Mike Woodson finally got what he wanted Thursday night.
For the past week and a half, Woodson had been getting on the Knicks about their lackluster defense. On Thursday against San Antonio, the message seemed to sink in.
Woodson's Knicks limited the red-hot Spurs to 36 percent shooting in a dominant 100-83 win at the Garden, sweeping the season series with the Western Conference power for the first time in 10 years.
In doing so, the Knicks looked more like the team that got off to an 18-5 start. and less like the one that had lost three of its past five, allowing opponents to score more than 100 points in each defeat.
New York improved to 17-2 when holding opponents to under 100 points. "You’ve got to play defense if you want to win," Jason Kidd said.
Those are words that Woodson has been telling his team for the better part of two weeks. But it took a Thursday morning film session for the lesson to sink in.
Woodson showed his team tape of defensive highlights from their first 12 games, when they were among the top 10 teams in the league in opponent field goal percentage and defensive efficiency, a measure of points allowed per 100 possessions.
The video served as a reminder of what the Knicks were missing in recent games: effort on the perimeter and a stronger commitment to help defense. They had plenty of both against San Antonio.

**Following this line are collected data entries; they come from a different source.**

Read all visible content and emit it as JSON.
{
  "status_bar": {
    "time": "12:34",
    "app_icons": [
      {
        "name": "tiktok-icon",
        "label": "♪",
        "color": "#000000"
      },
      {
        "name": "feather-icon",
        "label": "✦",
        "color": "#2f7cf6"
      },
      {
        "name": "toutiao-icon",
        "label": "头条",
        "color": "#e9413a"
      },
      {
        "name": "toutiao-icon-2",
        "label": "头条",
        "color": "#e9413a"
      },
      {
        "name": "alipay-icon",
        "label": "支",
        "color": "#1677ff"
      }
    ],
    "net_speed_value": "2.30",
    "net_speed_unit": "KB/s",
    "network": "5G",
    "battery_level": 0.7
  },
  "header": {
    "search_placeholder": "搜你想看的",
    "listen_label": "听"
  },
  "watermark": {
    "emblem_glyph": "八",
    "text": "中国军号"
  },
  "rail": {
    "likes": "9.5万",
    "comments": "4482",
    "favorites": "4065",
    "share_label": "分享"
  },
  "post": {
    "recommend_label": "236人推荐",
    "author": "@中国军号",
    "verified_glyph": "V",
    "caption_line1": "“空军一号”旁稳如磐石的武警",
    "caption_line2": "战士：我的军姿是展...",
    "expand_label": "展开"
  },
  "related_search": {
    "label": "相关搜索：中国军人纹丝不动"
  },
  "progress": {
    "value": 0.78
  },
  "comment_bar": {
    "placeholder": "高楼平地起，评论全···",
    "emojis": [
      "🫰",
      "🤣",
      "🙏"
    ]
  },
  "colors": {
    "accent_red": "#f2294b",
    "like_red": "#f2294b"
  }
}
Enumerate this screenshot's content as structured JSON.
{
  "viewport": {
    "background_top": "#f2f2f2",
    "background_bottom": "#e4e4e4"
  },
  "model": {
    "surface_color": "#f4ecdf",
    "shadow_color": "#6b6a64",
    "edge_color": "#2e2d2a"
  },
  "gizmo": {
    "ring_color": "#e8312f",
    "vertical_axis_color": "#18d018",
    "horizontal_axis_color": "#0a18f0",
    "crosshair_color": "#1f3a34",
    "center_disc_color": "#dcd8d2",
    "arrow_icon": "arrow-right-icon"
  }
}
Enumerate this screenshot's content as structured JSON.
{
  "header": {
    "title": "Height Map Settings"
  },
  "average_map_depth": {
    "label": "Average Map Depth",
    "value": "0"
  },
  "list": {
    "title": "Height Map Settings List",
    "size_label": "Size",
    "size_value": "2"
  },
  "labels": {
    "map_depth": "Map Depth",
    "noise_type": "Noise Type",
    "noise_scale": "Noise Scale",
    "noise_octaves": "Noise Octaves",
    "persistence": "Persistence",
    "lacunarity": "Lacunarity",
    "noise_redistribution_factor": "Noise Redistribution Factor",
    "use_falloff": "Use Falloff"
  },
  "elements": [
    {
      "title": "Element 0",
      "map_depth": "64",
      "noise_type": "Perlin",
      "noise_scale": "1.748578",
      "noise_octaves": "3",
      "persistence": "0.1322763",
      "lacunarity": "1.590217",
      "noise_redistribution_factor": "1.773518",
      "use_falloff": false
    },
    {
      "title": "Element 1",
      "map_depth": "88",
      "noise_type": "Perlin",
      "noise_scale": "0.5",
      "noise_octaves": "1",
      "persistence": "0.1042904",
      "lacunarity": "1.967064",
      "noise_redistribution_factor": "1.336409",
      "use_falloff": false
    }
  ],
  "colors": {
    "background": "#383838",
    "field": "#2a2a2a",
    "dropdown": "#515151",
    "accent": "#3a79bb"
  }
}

"We just got back to basics," Tyson Chandler said. "Sometimes you have to step back and take a look at (what you've done)."
Added Kidd: "It was like starting the season all over tonight, where guys were in the right places. ... We were making the extra effort, contesting shots and we got the win."
The Knicks played solid perimeter defense from the opening tip. They limited San Antonio's pick-and-roll -- a key to its attack -- and challenged a majority of their 3-point shots. San Antonio hit just nine of 34 3-point attempts.
That effort also leaked into other areas of defense, such as the interior. New York held San Antonio to four paint points through three quarters and 12 for the game, outscoring them by 24 in the painted area.
Kidd said the Knicks got back to communicating on the defensive end, something that had been missing of late. "When you can do that, that’s half the battle," Kidd said. "We were doing that early in the season and then we relied on our offense to bail us out. Tonight, we got back to playing defense."
The Spurs were playing their fourth game in five nights, so that should be taken into account when discussing the Knicks' defensive effort. But San Antonio came into the Garden with one of the hottest offenses in the league. Tim Duncan's club shot 53.4 percent from the field and scored 111.7 points per game during its past seven games -- all wins.
Before the game, Woodson called San Antonio the best team in the NBA. So it was even sweeter for the coach when the Knicks beat the Spurs by shutting them down on defense, the side of the ball that matters most to Woodson.
"We played great tonight. We beat a damn good ballclub," Woodson said. "That team never beats themselves. So we were pretty good."
After being downright awful on defense for the past few nights, 'pretty good' was a step in the right direction.